Tandis qu’ils attendaient le retour de la cage, Clydas leur servit des coupes de vin aux épices bouillant, pendant qu’Hobb Trois-Doigts passait du pain noir à la ronde. Jon reçut pour sa part un quignon qu’il se mit à ronger d’emblée.

« Est-ce que c’est Mance Rayder ? s’inquiéta Satin.

— On peut l’espérer. » Il y avait dans le noir des trucs pires que les sauvageons. Les propos tenus par leur roi sur le Poing des Premiers Hommes, alors que tout autour la neige était rose, Jon n’était pas près de les oublier. « Lorsque les morts marchent, il n’est épées ni pieux ni murs qui vaillent. On ne peut combattre les morts, Jon Snow. Je le sais deux fois mieux que quiconque au monde. » Rien que de repenser à ça, le vent vous paraissait comme un peu plus froid.

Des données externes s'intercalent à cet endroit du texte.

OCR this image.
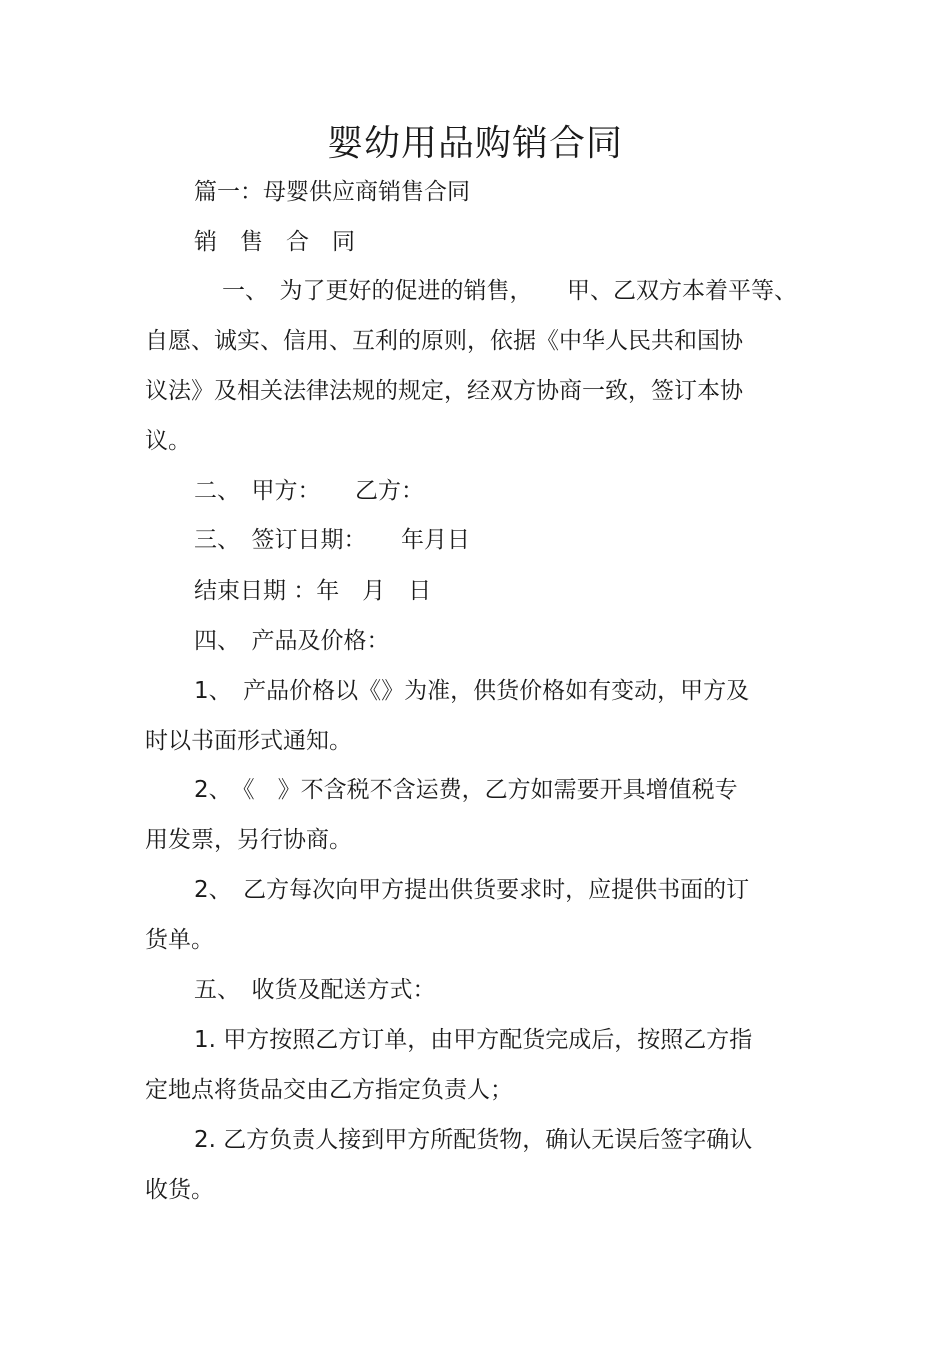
婴幼用品购销合同
篇一：母婴供应商销售合同
销　售　合　同
一、　为了更好的促进的销售，　　甲、乙双方本着平等、
自愿、诚实、信用、互利的原则，依据《中华人民共和国协
议法》及相关法律法规的规定，经双方协商一致，签订本协
议。
二、　甲方：　　乙方：
三、　签订日期：　　年月日
结束日期 ：年　月　日
四、　产品及价格：
1、　产品价格以《》为准，供货价格如有变动，甲方及
时以书面形式通知。
2、　《　》不含税不含运费，乙方如需要开具增值税专
用发票，另行协商。
2、　乙方每次向甲方提出供货要求时，应提供书面的订
货单。
五、　收货及配送方式：
1. 甲方按照乙方订单，由甲方配货完成后，按照乙方指
定地点将货品交由乙方指定负责人；
2. 乙方负责人接到甲方所配货物，确认无误后签字确认
收货。
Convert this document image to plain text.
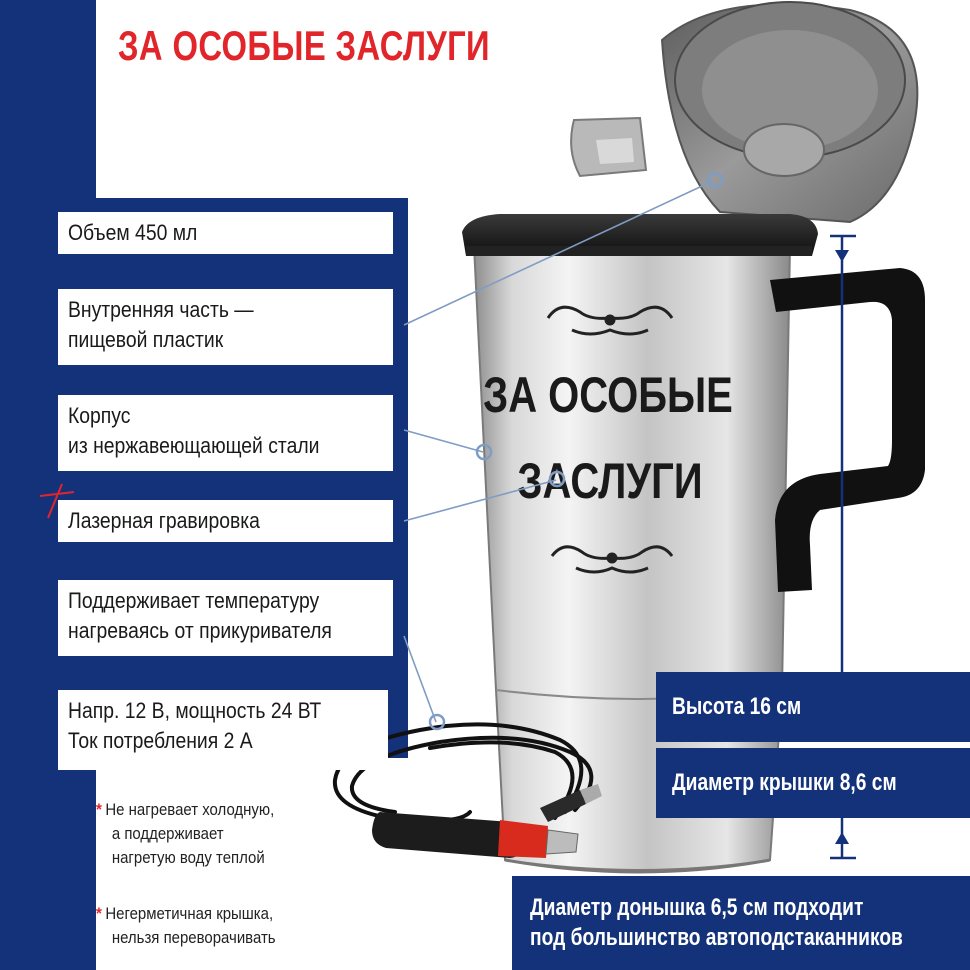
ЗА ОСОБЫЕ ЗАСЛУГИ
ЗА ОСОБЫЕ
ЗАСЛУГИ
Объем 450 мл
Внутренняя часть —
пищевой пластик
Корпус
из нержавеющающей стали
Лазерная гравировка
Поддерживает температуру
нагреваясь от прикуривателя
Напр. 12 В, мощность 24 ВТ
Ток потребления 2 А
* Не нагревает холодную,
а поддерживает
нагретую воду теплой
* Негерметичная крышка,
нельзя переворачивать
Высота 16 см
Диаметр крышки 8,6 см
Диаметр донышка 6,5 см подходит
под большинство автоподстаканников
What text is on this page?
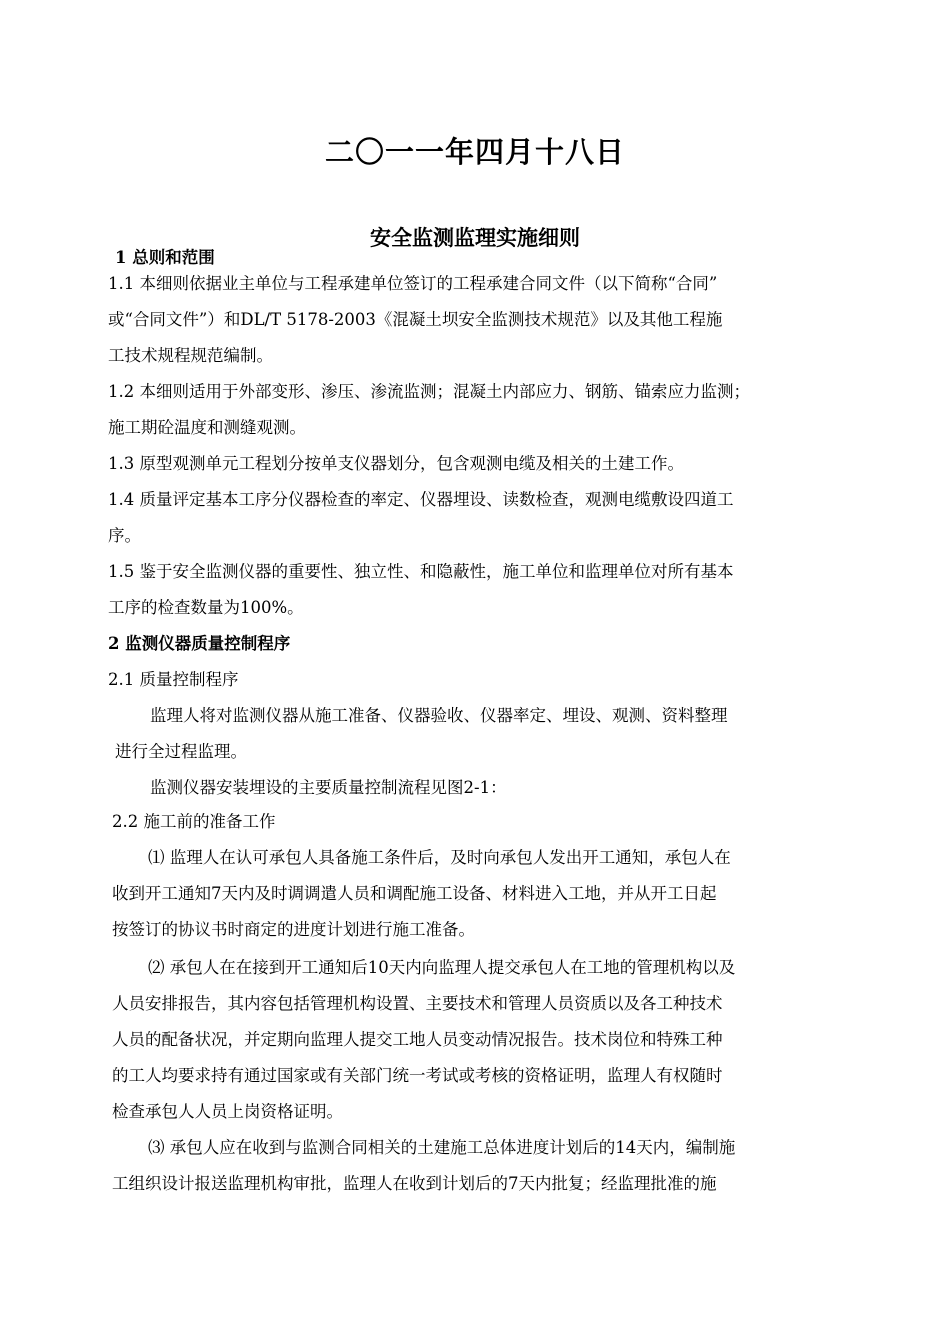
二〇一一年四月十八日
安全监测监理实施细则
1 总则和范围
1.1 本细则依据业主单位与工程承建单位签订的工程承建合同文件（以下简称“合同”
或“合同文件”）和DL/T 5178-2003《混凝土坝安全监测技术规范》以及其他工程施
工技术规程规范编制。
1.2 本细则适用于外部变形、渗压、渗流监测；混凝土内部应力、钢筋、锚索应力监测；
施工期砼温度和测缝观测。
1.3 原型观测单元工程划分按单支仪器划分，包含观测电缆及相关的土建工作。
1.4 质量评定基本工序分仪器检查的率定、仪器埋设、读数检查，观测电缆敷设四道工
序。
1.5 鉴于安全监测仪器的重要性、独立性、和隐蔽性，施工单位和监理单位对所有基本
工序的检查数量为100%。
2 监测仪器质量控制程序
2.1 质量控制程序
监理人将对监测仪器从施工准备、仪器验收、仪器率定、埋设、观测、资料整理
进行全过程监理。
监测仪器安装埋设的主要质量控制流程见图2-1：
2.2 施工前的准备工作
⑴ 监理人在认可承包人具备施工条件后，及时向承包人发出开工通知，承包人在
收到开工通知7天内及时调调遣人员和调配施工设备、材料进入工地，并从开工日起
按签订的协议书时商定的进度计划进行施工准备。
⑵ 承包人在在接到开工通知后10天内向监理人提交承包人在工地的管理机构以及
人员安排报告，其内容包括管理机构设置、主要技术和管理人员资质以及各工种技术
人员的配备状况，并定期向监理人提交工地人员变动情况报告。技术岗位和特殊工种
的工人均要求持有通过国家或有关部门统一考试或考核的资格证明，监理人有权随时
检查承包人人员上岗资格证明。
⑶ 承包人应在收到与监测合同相关的土建施工总体进度计划后的14天内，编制施
工组织设计报送监理机构审批，监理人在收到计划后的7天内批复；经监理批准的施
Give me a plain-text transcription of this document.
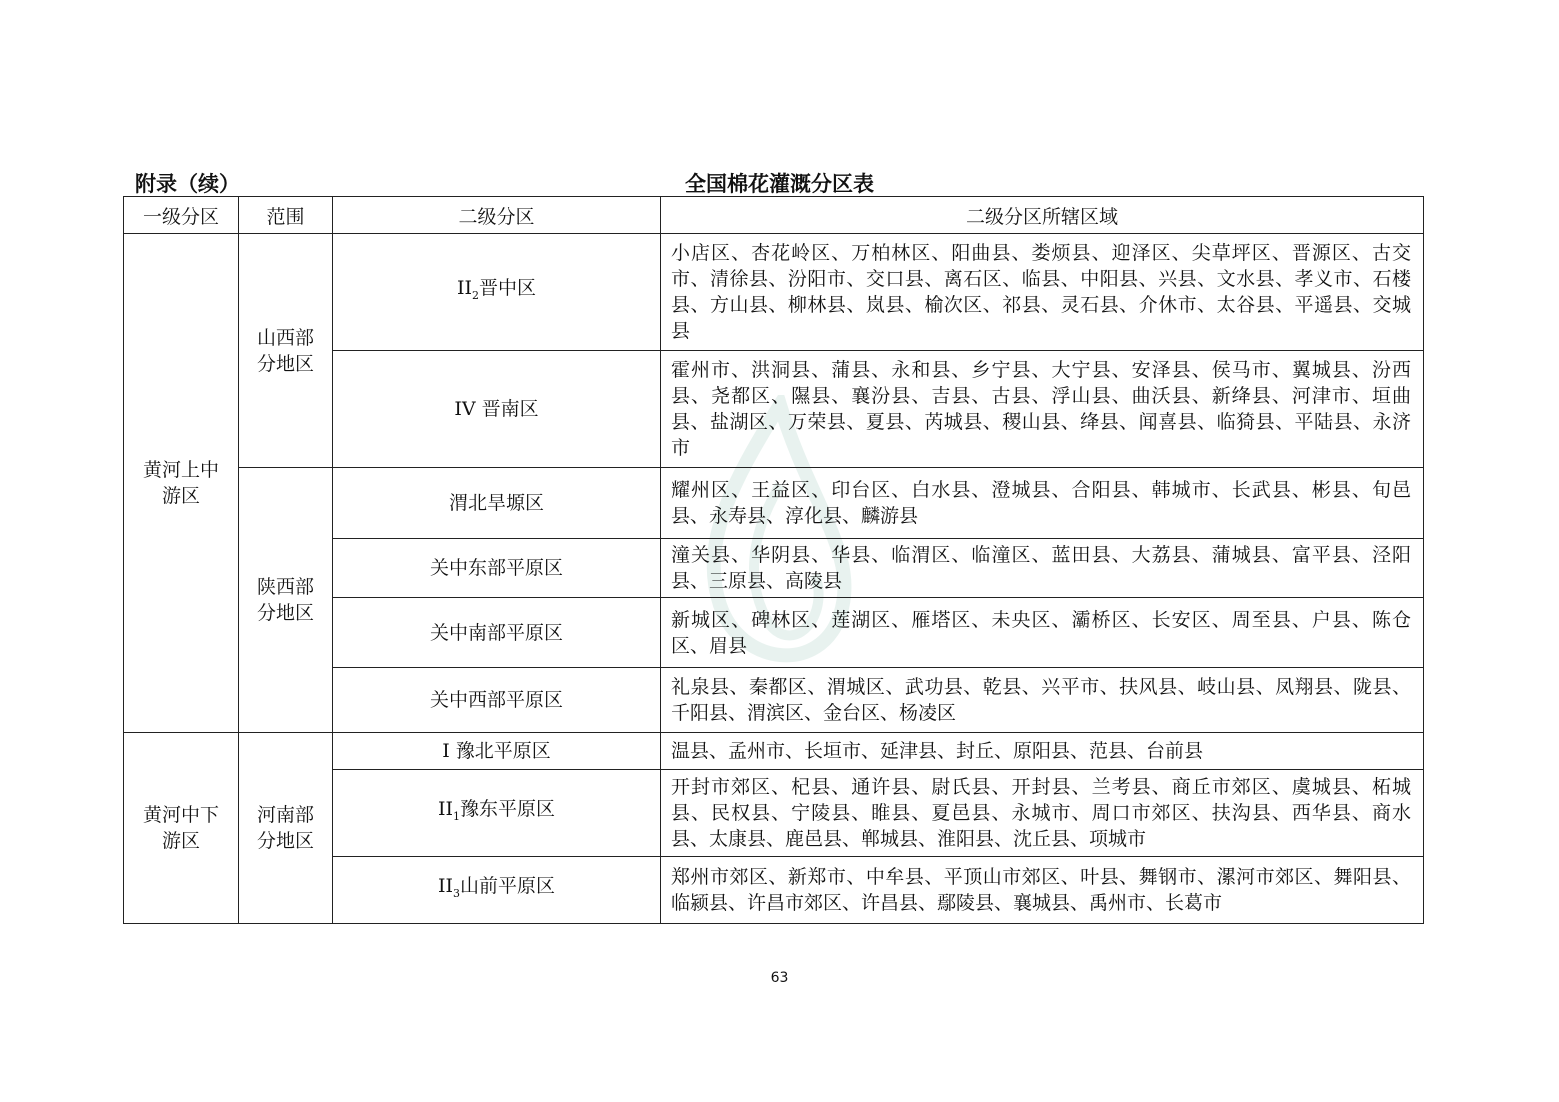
附录（续）	全国棉花灌溉分区表
一级分区	范围	二级分区	二级分区所辖区域
黄河上中游区	山西部分地区	$II_2$晋中区	小店区、杏花岭区、万柏林区、阳曲县、娄烦县、迎泽区、尖草坪区、晋源区、古交市、清徐县、汾阳市、交口县、离石区、临县、中阳县、兴县、文水县、孝义市、石楼县、方山县、柳林县、岚县、榆次区、祁县、灵石县、介休市、太谷县、平遥县、交城县
		IV 晋南区	霍州市、洪洞县、蒲县、永和县、乡宁县、大宁县、安泽县、侯马市、翼城县、汾西县、尧都区、隰县、襄汾县、吉县、古县、浮山县、曲沃县、新绛县、河津市、垣曲县、盐湖区、万荣县、夏县、芮城县、稷山县、绛县、闻喜县、临猗县、平陆县、永济市
	陕西部分地区	渭北旱塬区	耀州区、王益区、印台区、白水县、澄城县、合阳县、韩城市、长武县、彬县、旬邑县、永寿县、淳化县、麟游县
		关中东部平原区	潼关县、华阴县、华县、临渭区、临潼区、蓝田县、大荔县、蒲城县、富平县、泾阳县、三原县、高陵县
		关中南部平原区	新城区、碑林区、莲湖区、雁塔区、未央区、灞桥区、长安区、周至县、户县、陈仓区、眉县
		关中西部平原区	礼泉县、秦都区、渭城区、武功县、乾县、兴平市、扶风县、岐山县、凤翔县、陇县、千阳县、渭滨区、金台区、杨凌区
黄河中下游区	河南部分地区	I 豫北平原区	温县、孟州市、长垣市、延津县、封丘、原阳县、范县、台前县
		$II_1$豫东平原区	开封市郊区、杞县、通许县、尉氏县、开封县、兰考县、商丘市郊区、虞城县、柘城县、民权县、宁陵县、睢县、夏邑县、永城市、周口市郊区、扶沟县、西华县、商水县、太康县、鹿邑县、郸城县、淮阳县、沈丘县、项城市
		$II_3$山前平原区	郑州市郊区、新郑市、中牟县、平顶山市郊区、叶县、舞钢市、漯河市郊区、舞阳县、临颍县、许昌市郊区、许昌县、鄢陵县、襄城县、禹州市、长葛市
63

Enfin, la cage redescendit en quincaillant, roulant au bout de ses longues chaînes, et ils s’y entassèrent en silence avant de refermer la porte.

Peu d’instants après que Mully eut branlé par trois fois la corde de la cloche, ils commencèrent à s’élever, non sans à-coups ni faux départs d’abord, puis de manière moins heurtée. Nul ne soufflait mot. En atteignant le sommet, la cage ballottait pas mal, et ils n’en émergèrent qu’un par un. Tocard tendit à Jon une main secourable pour l’aider à prendre pied sur la glace. Le froid vous y écrasait la gueule comme un coup de poing.

Des feux brûlaient en ligne le long du Mur, dans des paniers de fer que supportaient des perches plus hautes qu’un homme. Le tisonnier glacé de la bise tourmentait les flammes si incessamment que leur sinistre lumière orange n’arrêtait pas de s’affoler en tourbillonnant. Des fagots de carreaux, de flèches, de lances et de dards de scorpions se trouvaient apprêtés partout. Des pierres étaient empilées en pyramides de dix pieds de haut ; de grosses futailles en bois d’huile de lampe et de poix étaient sagement rangées à côté. Châteaunoir, Bowen Marsh l’avait laissé fort bien approvisionné en toutes choses ; seuls y manquaient les défenseurs. Le vent flagellait les manteaux noirs des sentinelles épouvantails qui, pique au poing, bordaient le chemin de ronde. « J’espère que ce n’est pas l’une d’elles qui a sonné le cor, dit Jon à Donal Noye en venant boitiller près de lui.

— Tu entends ça ? répondit Noye, c’est quoi ? »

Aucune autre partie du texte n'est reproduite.